A former information technology contract worker had banking information for more than 6,000 current and former Baltimore County employees on his computer, local government officials said Friday.
The revelation heightens concerns about public employees' exposure to a data breach that came to light last week as county police investigated an unrelated identity-theft case. Officials previously said county workers' Social Security numbers and other information had been found on the suspect's computer.
County police have not identified the suspect. Police spokeswoman Elise Armacost said Friday the department plans to extradite the man from Florida, where he was taken into custody.
The man was indicted in the other case in the spring by the Baltimore County state's attorney's office but later fled the state. Police were alerted after the suspect's neighbor reported in July 2012 that that he was making purchases using fake checks and fake identification.
Investigators recovered the computer after a search of the suspect's home.
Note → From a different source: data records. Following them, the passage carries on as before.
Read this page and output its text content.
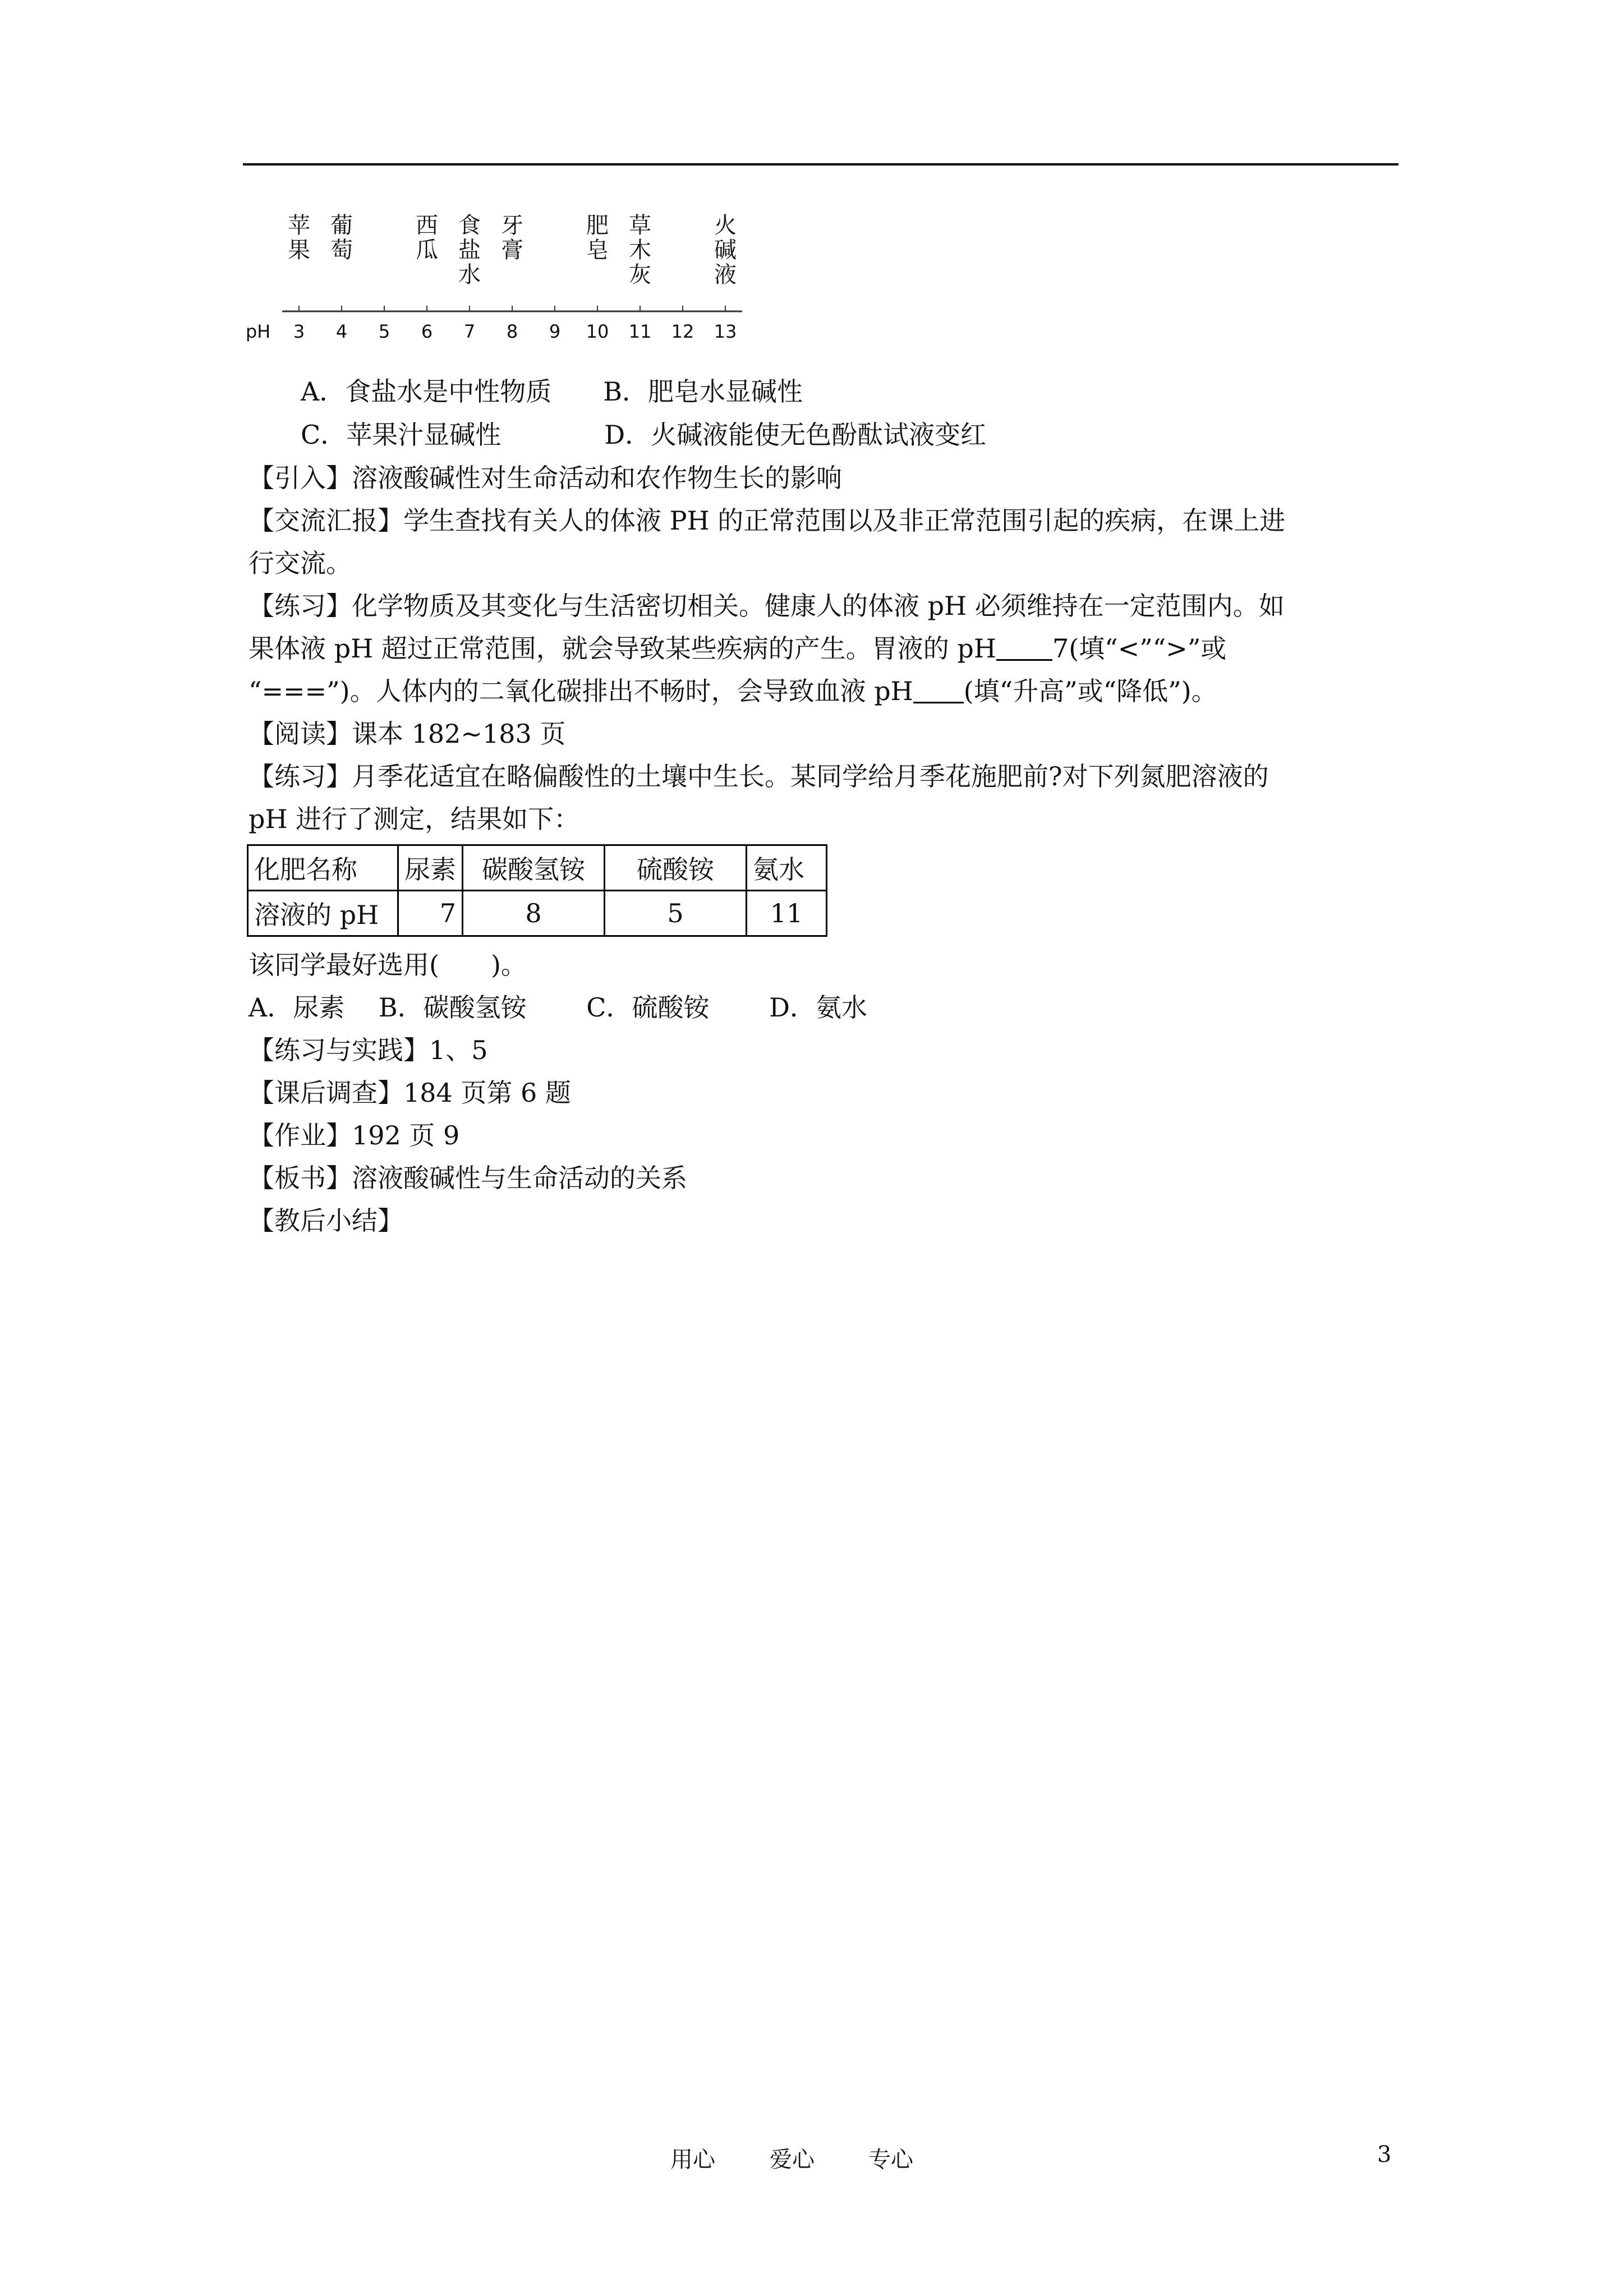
pH	3	4	5	6	7	8	9	10	11	12	13
苹
果
葡
萄
西
瓜
食
盐
水
牙
膏
肥
皂
草
木
灰
火
碱
液
A．食盐水是中性物质　　B．肥皂水显碱性
C．苹果汁显碱性　　　　D．火碱液能使无色酚酞试液变红
【引入】溶液酸碱性对生命活动和农作物生长的影响
【交流汇报】学生查找有关人的体液 PH 的正常范围以及非正常范围引起的疾病，在课上进
行交流。
【练习】化学物质及其变化与生活密切相关。健康人的体液 pH 必须维持在一定范围内。如
果体液 pH 超过正常范围，就会导致某些疾病的产生。胃液的 pH 7(填“<”“>”或
“===”)。人体内的二氧化碳排出不畅时，会导致血液 pH (填“升高”或“降低”)。
【阅读】课本 182~183 页
【练习】月季花适宜在略偏酸性的土壤中生长。某同学给月季花施肥前?对下列氮肥溶液的
pH 进行了测定，结果如下：
化肥名称	尿素	碳酸氢铵	硫酸铵	氨水
溶液的 pH	7	8	5	11
该同学最好选用(　　)。
A．尿素　 B．碳酸氢铵　　 C．硫酸铵　　 D．氨水
【练习与实践】1、5
【课后调查】184 页第 6 题
【作业】192 页 9
【板书】溶液酸碱性与生命活动的关系
【教后小结】
用心 爱心 专心	3
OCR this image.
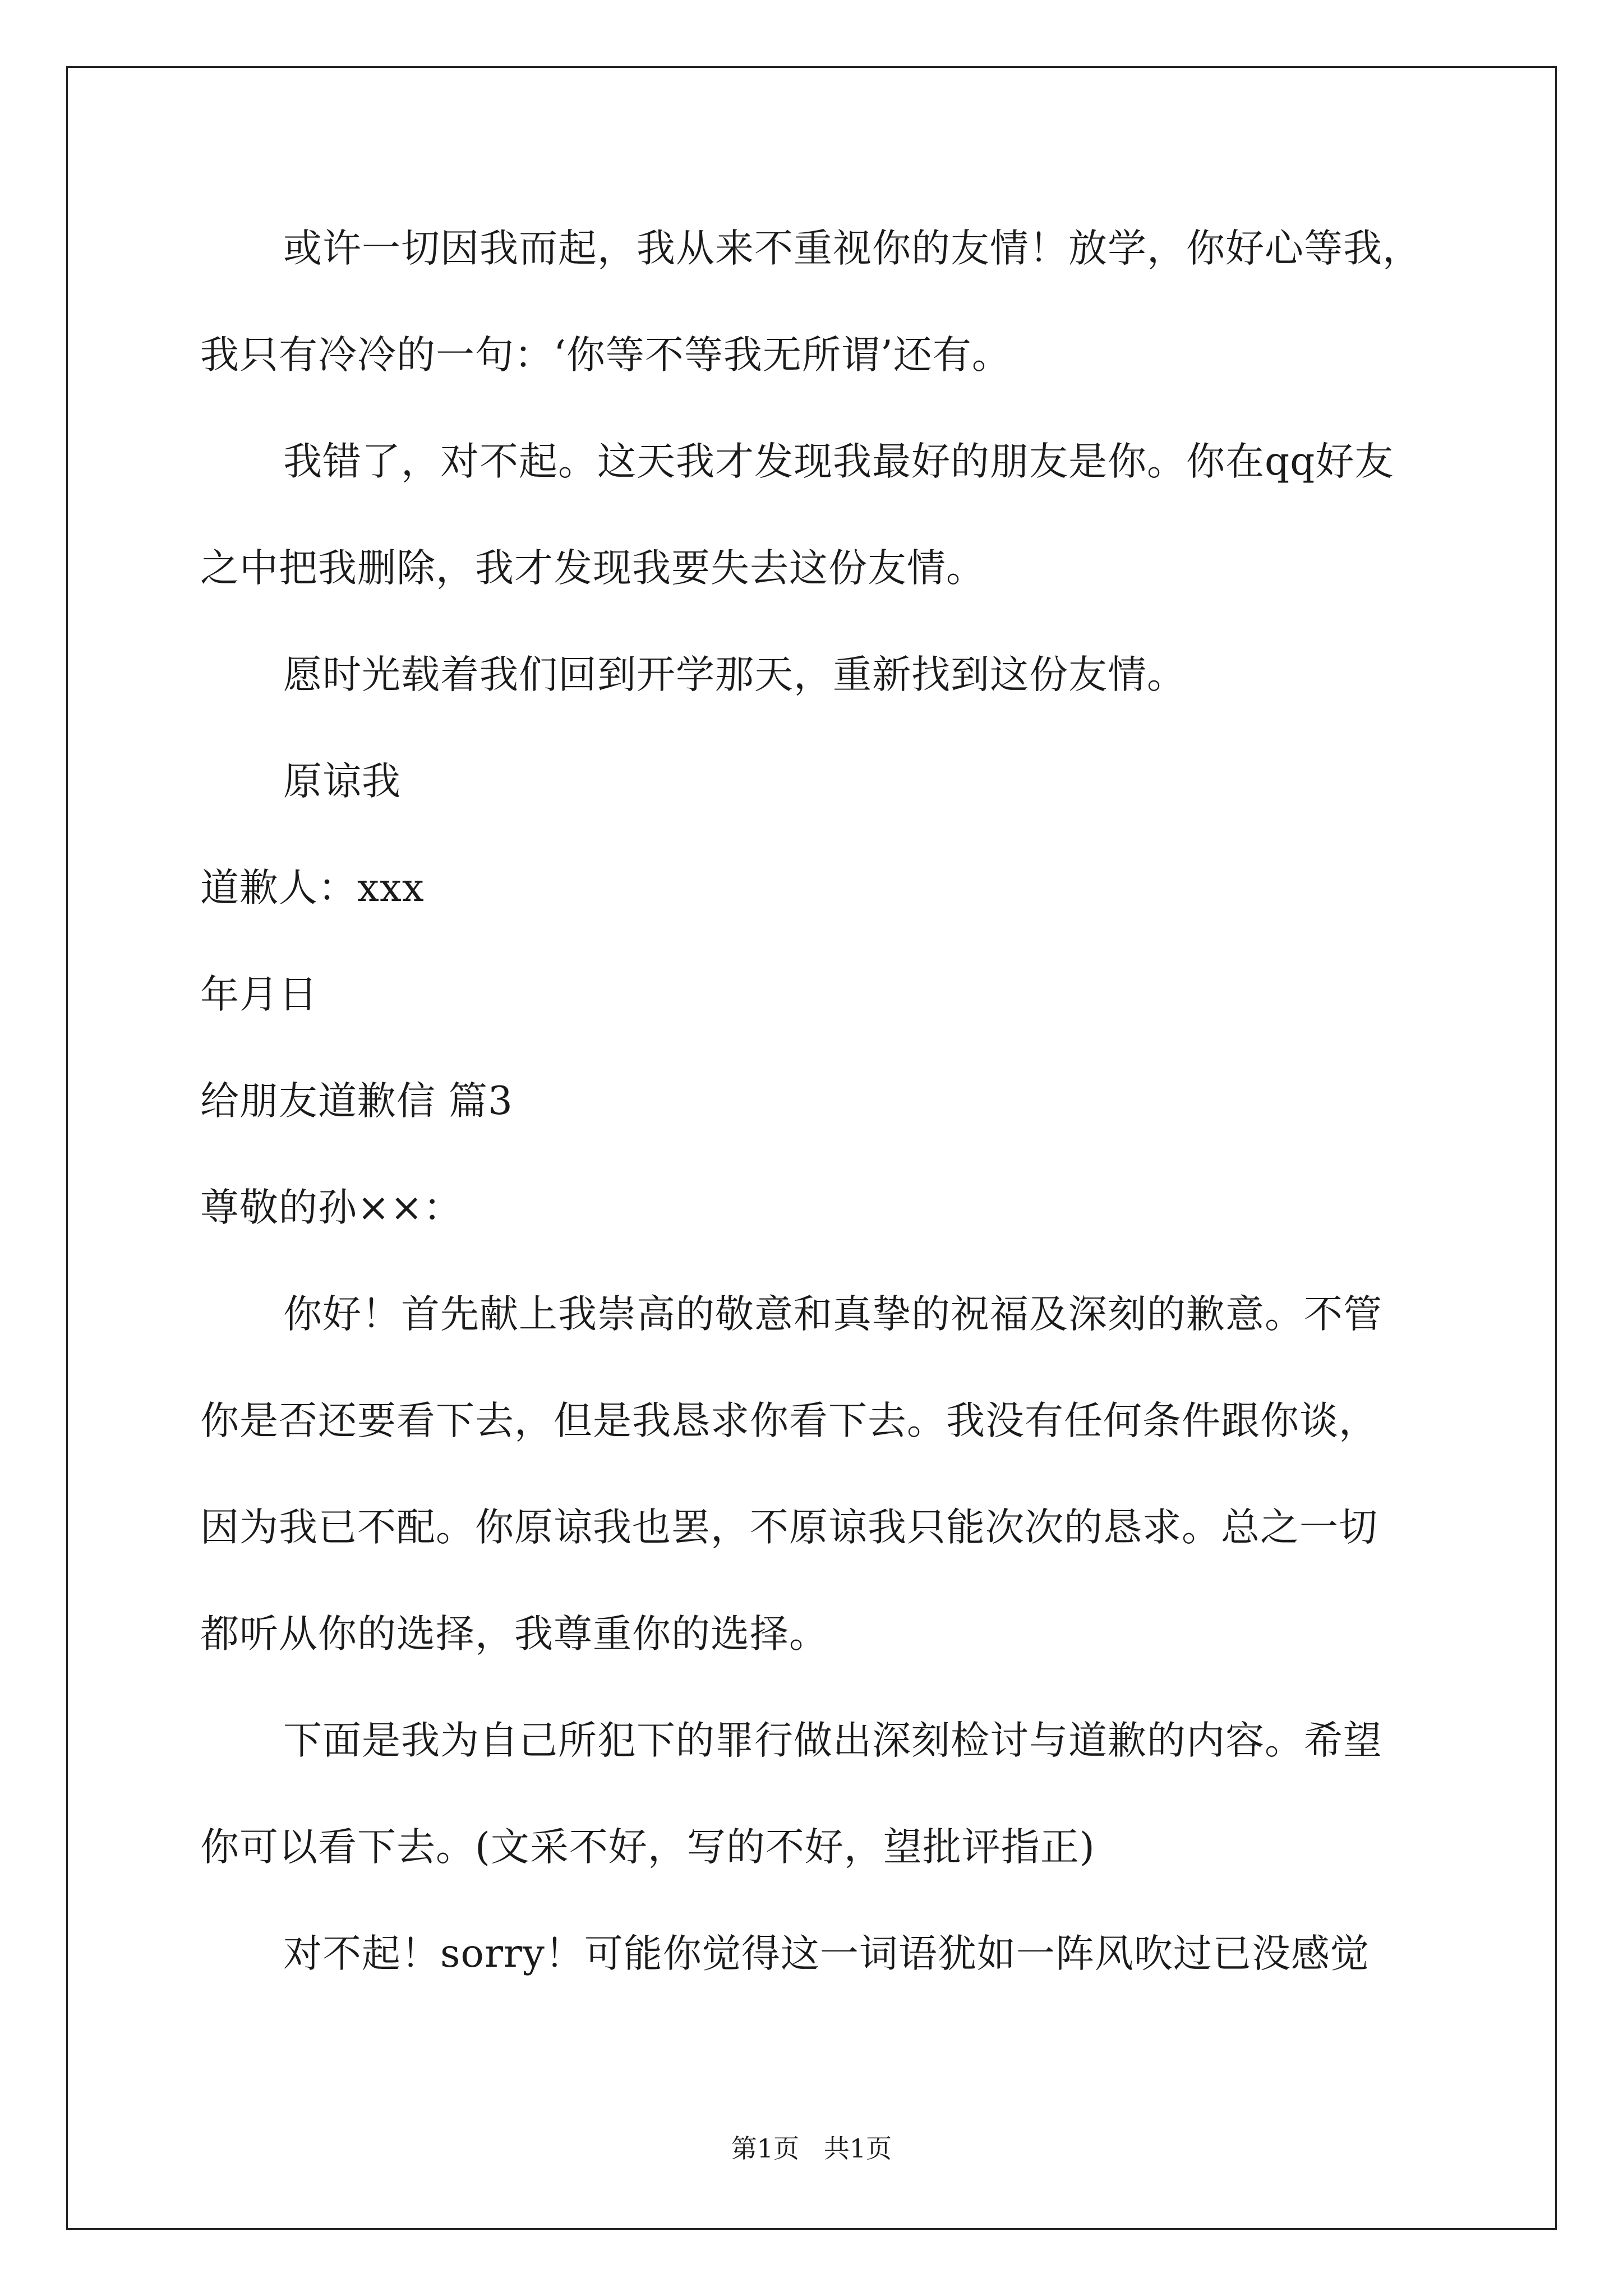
或许一切因我而起，我从来不重视你的友情！放学，你好心等我，
我只有冷冷的一句：‘你等不等我无所谓’还有。
我错了，对不起。这天我才发现我最好的朋友是你。你在qq好友
之中把我删除，我才发现我要失去这份友情。
愿时光载着我们回到开学那天，重新找到这份友情。
原谅我
道歉人：xxx
年月日
给朋友道歉信 篇3
尊敬的孙××：
你好！首先献上我崇高的敬意和真挚的祝福及深刻的歉意。不管
你是否还要看下去，但是我恳求你看下去。我没有任何条件跟你谈，
因为我已不配。你原谅我也罢，不原谅我只能次次的恳求。总之一切
都听从你的选择，我尊重你的选择。
下面是我为自己所犯下的罪行做出深刻检讨与道歉的内容。希望
你可以看下去。(文采不好，写的不好，望批评指正)
对不起！sorry！可能你觉得这一词语犹如一阵风吹过已没感觉
第1页   共1页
Police have said detectives do not believe the county employee data from the hard drive is linked to any identity-theft cases.
Officials said the suspect worked for a county contractor between December 2011 and July 2012. Baltimore County hired the contractor to move computers around offices, and officials believe he got the data when he brought a new computer to an employee who needed the information for work.
"I apologize that this information was not included in the original correspondence that I sent you last week regarding this unfortunate incident," said county administrative officer Fred Homan in a statement. He said investigators are nearly finished reviewing the recovered data.
The data was discovered in payroll files from January and March of 2007 and contained the personal information of those employees who, on those dates, had their paychecks directly deposited into their bank accounts, officials said.
Authorities also found information, including employee names, county identification numbers, home addresses, payment amounts and Social Security numbers. No banking or routing information was found for employees hired after March 2007.
The county has since prohibited employees from downloading personal information on their individual county hard drives said workers were scanning 5,000 computers to remove any personal information.